Y esos recios varones, que por guardar la fe de los suyos se malquistaron con quien fuese menester, no se inmiscuyeron en momento alguno en los asuntos propios de la congregación mencionada, absteniéndose de dar a sus autoridades instrucciones o consejos acerca del manejo de los asuntos eclesiásticos. Como así también, sin ser teólogos pero poseyendo conocimientos en dicha materia muy superiores a los del común, no distrajeron sus esfuerzos en ejercicios intelectuales respecto de cuya solución, si se da la oportunidad, se pronunciará la Iglesia con la autoridad que le es propia.

Esa tarea fundacional, tuvo como corolario la erección de iglesias y la construcción de escuelas: los sacramentos para satisfacer las urgencias de hoy y la seguridad de una formación integral verdaderamente cristiana para que los padres y madres de mañana puedan transmitir la Fe de siempre. Dichos edificios son, por lo demás, la muestra palpable de la vocación de las familias de ordenarse a un nivel superior de la vida social, procurándose por sí mismas los medios de perfección que tanto la sociedad política como la eclesiástica están impedidas de brindarles por las crisis que cada una de ellas padece, pero que reconocen una misma causa: el desprecio de la ley del Evangelio como regla de todas las actividades humanas.

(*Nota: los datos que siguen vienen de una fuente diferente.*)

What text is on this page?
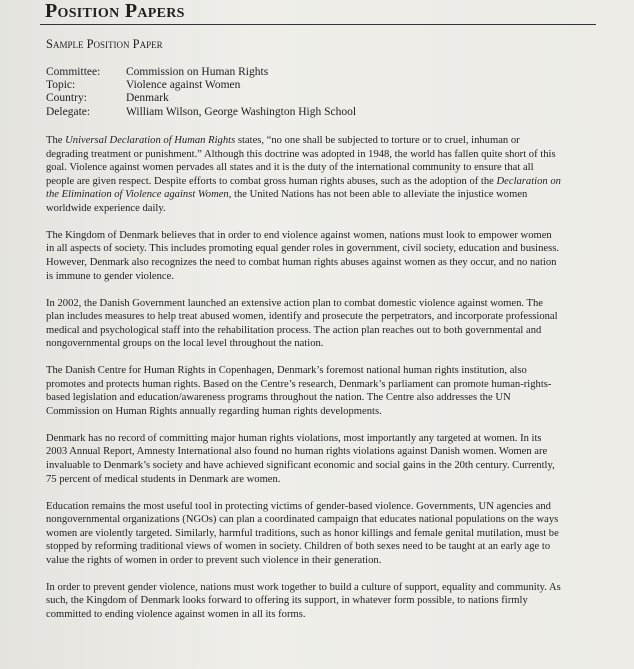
Position Papers
Sample Position Paper
Committee:	Commission on Human Rights
Topic:	Violence against Women
Country:	Denmark
Delegate:	William Wilson, George Washington High School

The Universal Declaration of Human Rights states, “no one shall be subjected to torture or to cruel, inhuman or degrading treatment or punishment.” Although this doctrine was adopted in 1948, the world has fallen quite short of this goal. Violence against women pervades all states and it is the duty of the international community to ensure that all people are given respect. Despite efforts to combat gross human rights abuses, such as the adoption of the Declaration on the Elimination of Violence against Women, the United Nations has not been able to alleviate the injustice women worldwide experience daily.

The Kingdom of Denmark believes that in order to end violence against women, nations must look to empower women in all aspects of society. This includes promoting equal gender roles in government, civil society, education and business. However, Denmark also recognizes the need to combat human rights abuses against women as they occur, and no nation is immune to gender violence.

In 2002, the Danish Government launched an extensive action plan to combat domestic violence against women. The plan includes measures to help treat abused women, identify and prosecute the perpetrators, and incorporate professional medical and psychological staff into the rehabilitation process. The action plan reaches out to both governmental and nongovernmental groups on the local level throughout the nation.

The Danish Centre for Human Rights in Copenhagen, Denmark’s foremost national human rights institution, also promotes and protects human rights. Based on the Centre’s research, Denmark’s parliament can promote human-rights-based legislation and education/awareness programs throughout the nation. The Centre also addresses the UN Commission on Human Rights annually regarding human rights developments.

Denmark has no record of committing major human rights violations, most importantly any targeted at women. In its 2003 Annual Report, Amnesty International also found no human rights violations against Danish women. Women are invaluable to Denmark’s society and have achieved significant economic and social gains in the 20th century. Currently, 75 percent of medical students in Denmark are women.

Education remains the most useful tool in protecting victims of gender-based violence. Governments, UN agencies and nongovernmental organizations (NGOs) can plan a coordinated campaign that educates national populations on the ways women are violently targeted. Similarly, harmful traditions, such as honor killings and female genital mutilation, must be stopped by reforming traditional views of women in society. Children of both sexes need to be taught at an early age to value the rights of women in order to prevent such violence in their generation.

In order to prevent gender violence, nations must work together to build a culture of support, equality and community. As such, the Kingdom of Denmark looks forward to offering its support, in whatever form possible, to nations firmly committed to ending violence against women in all its forms.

En este ambiente tenemos también a un grupo de familias, pero en el caso el convocante fue el seminario, que a la manera de las abadías medievales atrae cada vez más a padres y madres urgidos por las necesidades espirituales, morales e intelectuales de sus hijos y, porque no, del ejercicio de la amistad sin reservas ni precauciones.

Es preciso destacar la tarea del padre Dominique Lagneau, bajo cuya dilatada y fructífera dirección del seminario, se levantó la magnífica iglesia dedicada a la Inmaculada Concepción y fueron construidas las escuelas del Niño Jesús y de Santa Teresita, contando con la abnegada colaboración del añorado padre Guillaume Devilliers. Vaya así nuestro homenaje a esos sacerdotes, el primero de ellos muerto hace pocos meses, quien tuvo como premio el haberlo hecho delante de un santuario mariano existente en los Alpes franceses, concretando la espiritual aspiración expresada en su testamento, de "que la Virgen María que me ha obtenido tantas y tantas gracias se digne sonreírme en el momento de mi último suspiro".

Estas escuelas, hoy son requeridas desde aquella lejana geografía que parece cada vez más cercana espiritualmente y que es el objeto de la promesa de Fátima, porque dicen necesitar establecimientos ordenados y cristianos.

Reitero, los grupos de familias referidos, que constituyen en los hechos ayuntamientos, resultan idóneos para ensayar los primeros pasos de la vida política y se nos presentan como el ámbito natural de nuestra acción en procuración del Reinado Social de Nuestro Señor Jesucristo.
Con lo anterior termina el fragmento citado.